Given the cross over of experiences of these concepts, we might struggle, for example, to clearly separate whether our exhaustion comes from stress, burnout, compassion fatigue, or exposure to others’ trauma. Many of these experiences seem to share something in common: a system that has been under prolonged activation, with too little space for restoration.
More recent work, such as Claire Plumbly’s focus on nervous system regulation, offers a valuable and helpful lens for understanding how these experiences may develop over time. From this perspective, the sustained emotional and relational demands of caring work can be understood not only psychologically, but physiologically, and, perhaps that begins to tell us something important about the nature of the work.
So I often find myself asking, when we spend time with practitioners, “Is this burnout?”
Or is something else sitting alongside it?

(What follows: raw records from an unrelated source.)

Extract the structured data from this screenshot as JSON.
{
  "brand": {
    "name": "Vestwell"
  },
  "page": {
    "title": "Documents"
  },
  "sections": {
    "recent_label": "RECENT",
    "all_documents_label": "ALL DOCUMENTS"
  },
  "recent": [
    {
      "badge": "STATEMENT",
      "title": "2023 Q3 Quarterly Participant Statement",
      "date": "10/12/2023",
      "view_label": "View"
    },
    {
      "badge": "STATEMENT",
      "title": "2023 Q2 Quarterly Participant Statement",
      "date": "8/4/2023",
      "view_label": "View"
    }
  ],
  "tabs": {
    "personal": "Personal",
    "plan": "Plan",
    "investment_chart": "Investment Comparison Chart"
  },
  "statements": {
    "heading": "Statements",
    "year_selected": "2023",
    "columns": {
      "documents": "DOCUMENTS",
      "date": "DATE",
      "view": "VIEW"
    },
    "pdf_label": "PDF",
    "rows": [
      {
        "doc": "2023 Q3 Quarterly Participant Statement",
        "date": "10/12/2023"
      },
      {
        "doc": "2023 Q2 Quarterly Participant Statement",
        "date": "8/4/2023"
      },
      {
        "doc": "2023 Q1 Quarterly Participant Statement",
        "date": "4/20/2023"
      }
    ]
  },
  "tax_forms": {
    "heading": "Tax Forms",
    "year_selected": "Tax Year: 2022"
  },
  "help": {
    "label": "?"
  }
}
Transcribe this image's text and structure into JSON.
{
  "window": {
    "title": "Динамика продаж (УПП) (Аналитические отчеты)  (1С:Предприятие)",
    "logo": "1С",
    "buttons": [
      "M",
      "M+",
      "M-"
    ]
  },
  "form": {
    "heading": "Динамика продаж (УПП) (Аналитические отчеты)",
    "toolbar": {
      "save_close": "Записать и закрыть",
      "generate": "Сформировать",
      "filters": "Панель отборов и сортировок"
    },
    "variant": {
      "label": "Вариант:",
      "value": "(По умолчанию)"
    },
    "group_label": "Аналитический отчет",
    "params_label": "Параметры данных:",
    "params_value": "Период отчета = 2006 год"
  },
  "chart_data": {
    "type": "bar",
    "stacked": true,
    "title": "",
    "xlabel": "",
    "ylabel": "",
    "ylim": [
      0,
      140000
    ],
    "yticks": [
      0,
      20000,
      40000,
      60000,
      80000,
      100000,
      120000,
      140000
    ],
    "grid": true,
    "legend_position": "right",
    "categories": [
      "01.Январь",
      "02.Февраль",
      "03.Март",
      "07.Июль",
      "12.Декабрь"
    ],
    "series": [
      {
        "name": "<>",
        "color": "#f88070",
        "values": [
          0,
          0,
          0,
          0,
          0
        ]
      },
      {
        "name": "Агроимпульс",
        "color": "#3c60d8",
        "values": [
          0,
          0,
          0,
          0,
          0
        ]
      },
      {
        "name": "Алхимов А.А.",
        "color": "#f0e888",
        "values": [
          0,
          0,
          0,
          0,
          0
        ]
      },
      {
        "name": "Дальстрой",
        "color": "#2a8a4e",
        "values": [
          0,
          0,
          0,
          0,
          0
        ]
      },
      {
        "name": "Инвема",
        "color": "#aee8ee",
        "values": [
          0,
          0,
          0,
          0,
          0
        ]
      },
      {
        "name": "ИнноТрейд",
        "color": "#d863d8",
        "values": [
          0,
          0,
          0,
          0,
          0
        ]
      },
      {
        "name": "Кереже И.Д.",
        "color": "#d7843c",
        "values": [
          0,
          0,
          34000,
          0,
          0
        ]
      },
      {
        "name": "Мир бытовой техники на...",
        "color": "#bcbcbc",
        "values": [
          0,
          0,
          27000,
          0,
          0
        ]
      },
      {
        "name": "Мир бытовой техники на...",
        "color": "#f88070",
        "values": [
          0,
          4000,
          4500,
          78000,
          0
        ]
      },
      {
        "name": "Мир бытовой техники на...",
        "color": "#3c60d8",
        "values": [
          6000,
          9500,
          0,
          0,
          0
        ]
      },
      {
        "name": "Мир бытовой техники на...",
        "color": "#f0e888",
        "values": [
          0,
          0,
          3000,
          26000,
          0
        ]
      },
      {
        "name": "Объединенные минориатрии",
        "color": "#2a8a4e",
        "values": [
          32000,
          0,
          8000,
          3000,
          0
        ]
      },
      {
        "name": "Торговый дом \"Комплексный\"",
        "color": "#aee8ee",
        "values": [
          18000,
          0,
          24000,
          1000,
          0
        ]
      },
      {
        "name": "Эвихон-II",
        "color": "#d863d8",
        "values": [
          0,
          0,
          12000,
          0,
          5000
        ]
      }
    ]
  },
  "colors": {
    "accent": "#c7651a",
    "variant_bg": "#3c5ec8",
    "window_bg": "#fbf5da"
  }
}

Perhaps this is where Professional Trauma and Fatigue (PT&F) a term I first began developing around ten years ago, offers something additional, because rather than separating these experiences, it allows us to hold them together, recognising that several concepts may sit under this umbrella, often overlapping in lived experience.
Kate and I also ask you to consider the human underneath the umbrella term PT&F, because crucially, the same traits that can help us or are a part of us, conscientious, caring and reliable in our work, may also shape our vulnerability to this kind of sustained impact.
Rather than asking people to decide which single term fits, we wonder if Professional Trauma and Fatigue as a way of recognising that these experiences can overlap, accumulate, and evolve over time might support the experiences of all, without feeling confused by the range of experiences that show up both in practice and at home. And when we begin to look through that wider lens, the question of “is it burnout?” can start to shift into something more nuanced.
Importantly much of the conversation about burnout still leans towards the individual.
What can you do differently, how can you cope better, where can you build resilience?
Obviously, whilst personal resources matter, we can’t ignore the context, not if we want to make changes.
When everything gets called burnout, we might unintentionally simplify something that is, in reality, far more complex.
So perhaps the question isn’t:
“Is this burnout?” but,
“What am I experiencing here? What is this work asking of me, over time?”
Because when we can name and acknowledge our experience, we can begin to respond more appropriately. Sometimes that response sits in awareness. Sometimes in supervision, peer support, or the conditions around us that make the work more sustainable. We might even recognise some familiar pillars here; however, we don’t just do this individually, we do this together, with hope, in conversation, in reflection, and in the peer spaces, or community where the work can be shared rather than carried alone.

Understanding the risks matters, it matters very much to the newly started trainee or student, and it needs to be communicated safely, and compassionately. It also matters very much to the experienced, but tired and weary practitioner, so that they can seek help and support, because recognising the full landscape of the work matters.
Perhaps this is part of how we hold onto hope and connection in the work, not only reducing the cost of the work, but also creating space to notice what sustains us within it. Not by avoiding conversations about risk, but by allowing space for a fuller understanding of what it means to care, over time.
Perhaps an understanding of the wider environment that Professional Trauma and Fatigue attempts to describe offers a way to align with the remedies and rewards that support us.
Further Reading
Maslach, C. & Leiter, M. P. (1997) The Truth About Burnout. San Francisco: Jossey-Bass.
Figley, C. R. (1995) Compassion Fatigue. New York: Brunner/Mazel.
World Health Organization (ICD-11) – Burnout
Plumbly, C. (2024) Burnout. London: Yellow Kite.